A sign that spells
Machinic concepts and the racial politics of generative AI
DOI:
https://doi.org/10.33621/jdsr.v6i440462Keywords:
generative artificial intelligence, critical artificial intelligence studies, generative AIAbstract
In this paper, we examine how generative artificial intelligence produces a new politics of visual culture. We focus on DALL·E and related machine learning models as an emergent approach to image-making that operates through the cultural technique of semantic compression. Semantic compression, we argue, is an inhuman and invisual technique, yet it is still caught in a paradox that is ironically all too human: the consistent reproduction of whiteness as a latent feature of dominant visual culture.
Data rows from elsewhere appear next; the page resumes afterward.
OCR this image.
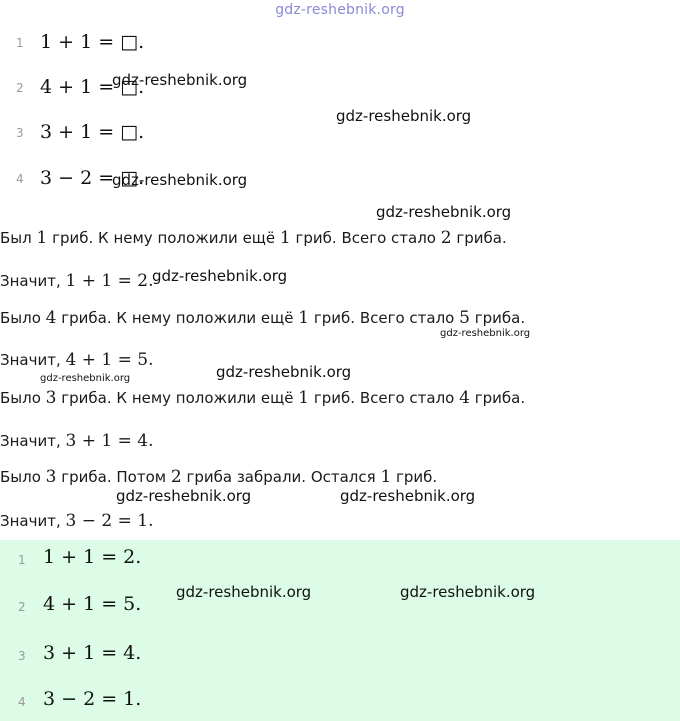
gdz-reshebnik.org
1 1 + 1 = □.
2 4 + 1 = □.
3 3 + 1 = □.
4 3 − 2 = □.
Был 1 гриб. К нему положили ещё 1 гриб. Всего стало 2 гриба.
Значит, 1 + 1 = 2.
Было 4 гриба. К нему положили ещё 1 гриб. Всего стало 5 гриба.
Значит, 4 + 1 = 5.
Было 3 гриба. К нему положили ещё 1 гриб. Всего стало 4 гриба.
Значит, 3 + 1 = 4.
Было 3 гриба. Потом 2 гриба забрали. Остался 1 гриб.
Значит, 3 − 2 = 1.
1 1 + 1 = 2.
2 4 + 1 = 5.
3 3 + 1 = 4.
4 3 − 2 = 1.
gdz-reshebnik.org
gdz-reshebnik.org
gdz-reshebnik.org
gdz-reshebnik.org
gdz-reshebnik.org
gdz-reshebnik.org
gdz-reshebnik.org
gdz-reshebnik.org
gdz-reshebnik.org	gdz-reshebnik.org
gdz-reshebnik.org	gdz-reshebnik.org
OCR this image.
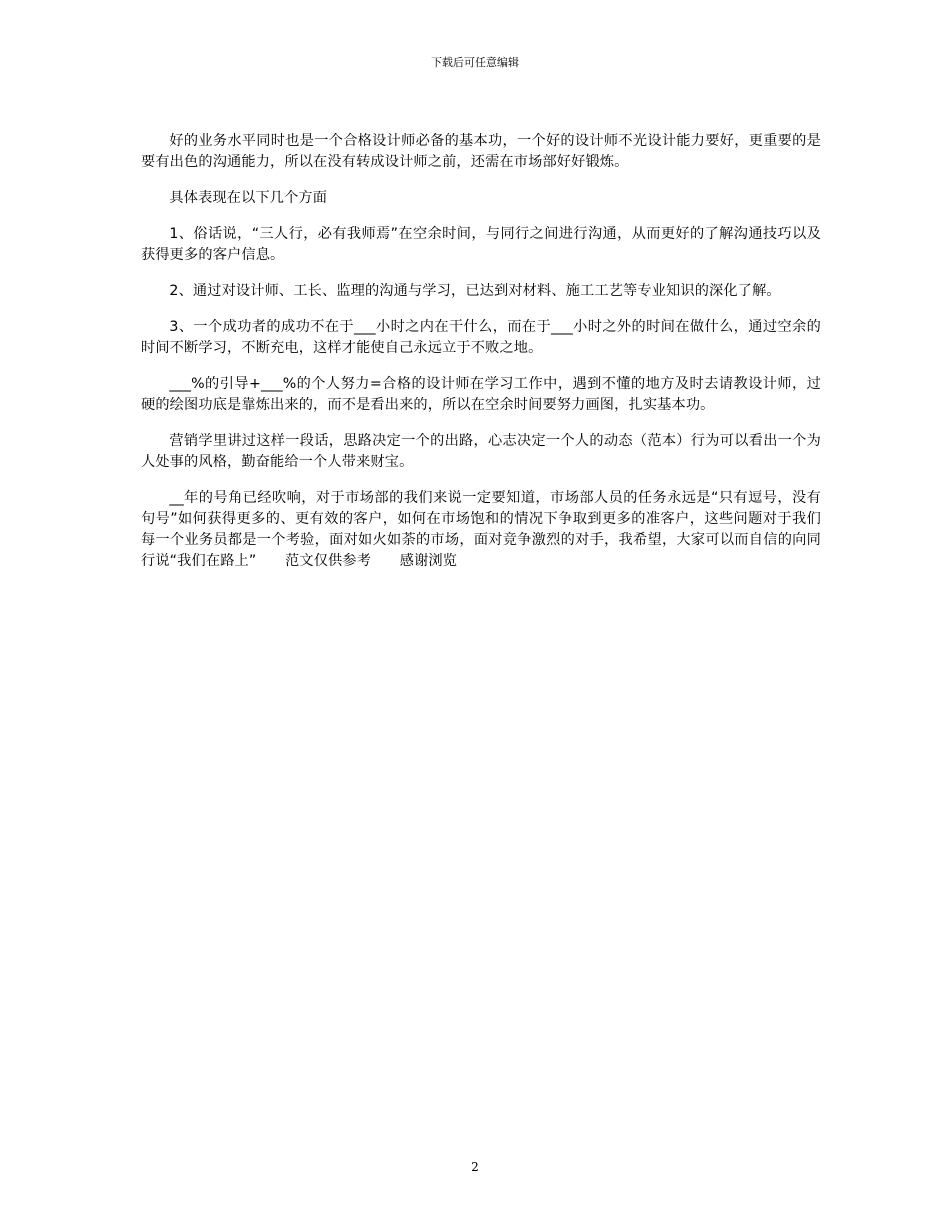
下载后可任意编辑

好的业务水平同时也是一个合格设计师必备的基本功，一个好的设计师不光设计能力要好，更重要的是要有出色的沟通能力，所以在没有转成设计师之前，还需在市场部好好锻炼。

具体表现在以下几个方面

1、俗话说，“三人行，必有我师焉”在空余时间，与同行之间进行沟通，从而更好的了解沟通技巧以及获得更多的客户信息。

2、通过对设计师、工长、监理的沟通与学习，已达到对材料、施工工艺等专业知识的深化了解。

3、一个成功者的成功不在于___小时之内在干什么，而在于___小时之外的时间在做什么，通过空余的时间不断学习，不断充电，这样才能使自己永远立于不败之地。

___%的引导+___%的个人努力=合格的设计师在学习工作中，遇到不懂的地方及时去请教设计师，过硬的绘图功底是靠炼出来的，而不是看出来的，所以在空余时间要努力画图，扎实基本功。

营销学里讲过这样一段话，思路决定一个的出路，心志决定一个人的动态（范本）行为可以看出一个为人处事的风格，勤奋能给一个人带来财宝。

__年的号角已经吹响，对于市场部的我们来说一定要知道，市场部人员的任务永远是“只有逗号，没有句号”如何获得更多的、更有效的客户，如何在市场饱和的情况下争取到更多的准客户，这些问题对于我们每一个业务员都是一个考验，面对如火如荼的市场，面对竞争激烈的对手，我希望，大家可以而自信的向同行说“我们在路上”　　范文仅供参考　　感谢浏览

2
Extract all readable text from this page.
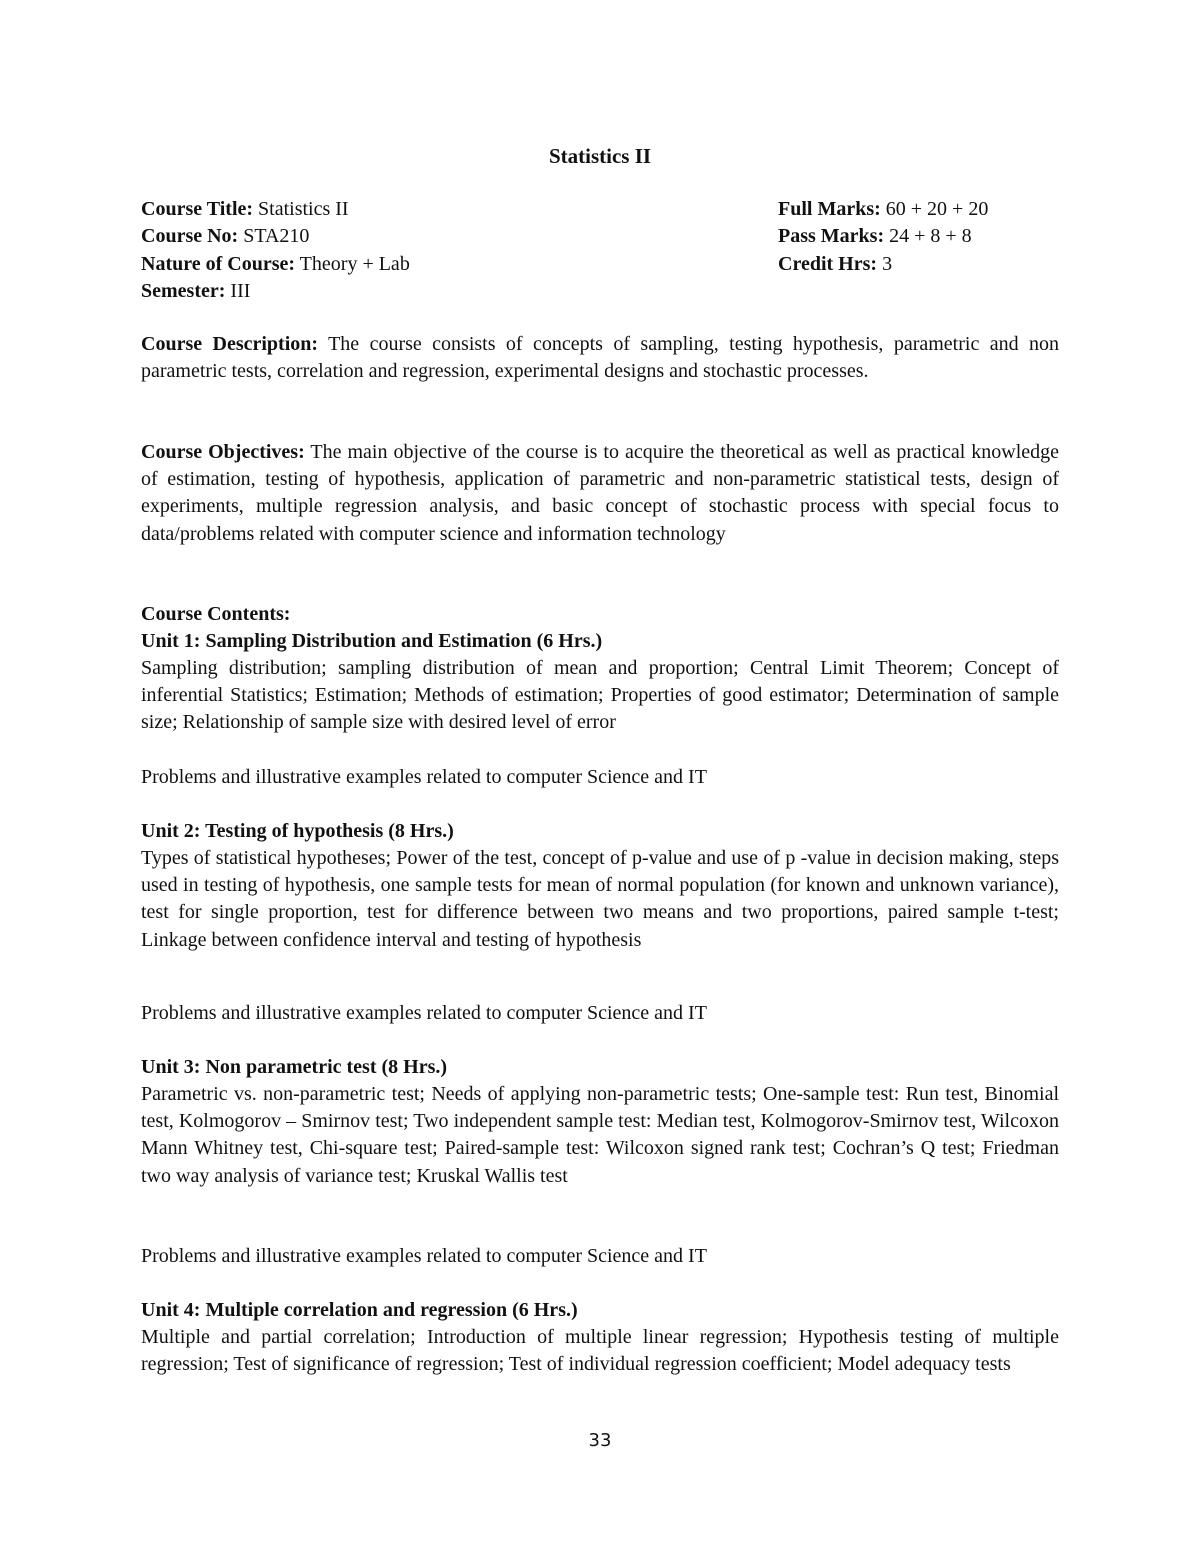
Statistics II
Course Title: Statistics II	Full Marks: 60 + 20 + 20
Course No: STA210	Pass Marks: 24 + 8 + 8
Nature of Course: Theory + Lab	Credit Hrs: 3
Semester: III
Course Description: The course consists of concepts of sampling, testing hypothesis, parametric and non parametric tests, correlation and regression, experimental designs and stochastic processes.
Course Objectives: The main objective of the course is to acquire the theoretical as well as practical knowledge of estimation, testing of hypothesis, application of parametric and non-parametric statistical tests, design of experiments, multiple regression analysis, and basic concept of stochastic process with special focus to data/problems related with computer science and information technology
Course Contents:
Unit 1: Sampling Distribution and Estimation (6 Hrs.)
Sampling distribution; sampling distribution of mean and proportion; Central Limit Theorem; Concept of inferential Statistics; Estimation; Methods of estimation; Properties of good estimator; Determination of sample size; Relationship of sample size with desired level of error
Problems and illustrative examples related to computer Science and IT
Unit 2: Testing of hypothesis (8 Hrs.)
Types of statistical hypotheses; Power of the test, concept of p-value and use of p -value in decision making, steps used in testing of hypothesis, one sample tests for mean of normal population (for known and unknown variance), test for single proportion, test for difference between two means and two proportions, paired sample t-test; Linkage between confidence interval and testing of hypothesis
Problems and illustrative examples related to computer Science and IT
Unit 3: Non parametric test (8 Hrs.)
Parametric vs. non-parametric test; Needs of applying non-parametric tests; One-sample test: Run test, Binomial test, Kolmogorov – Smirnov test; Two independent sample test: Median test, Kolmogorov-Smirnov test, Wilcoxon Mann Whitney test, Chi-square test; Paired-sample test: Wilcoxon signed rank test; Cochran’s Q test; Friedman two way analysis of variance test; Kruskal Wallis test
Problems and illustrative examples related to computer Science and IT
Unit 4: Multiple correlation and regression (6 Hrs.)
Multiple and partial correlation; Introduction of multiple linear regression; Hypothesis testing of multiple regression; Test of significance of regression; Test of individual regression coefficient; Model adequacy tests
33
We use Open AI’s failed efforts to “debias” their system as a critical opening to interrogate how DALL·E dissolves and reconstitutes politically and economically salient human concepts like race. This example vividly illustrates the stakes of the current moment of transformation, when so-called foundation models reconfigure the boundaries of visual culture and when “doing” anti-racism means deploying quick technical fixes to mitigate personal discomfort, or more importantly, potential commercial loss. We conclude by arguing that it simply does not suffice anymore to point out a lack – of data, of representation, of subjectivity – in machine learning systems when these systems are designed and understood to be complete representations of reality. The current shift towards foundation models, then, at the very least presents an opportunity to reflect on what is next, even if it is just a “new and better” kind of complicity.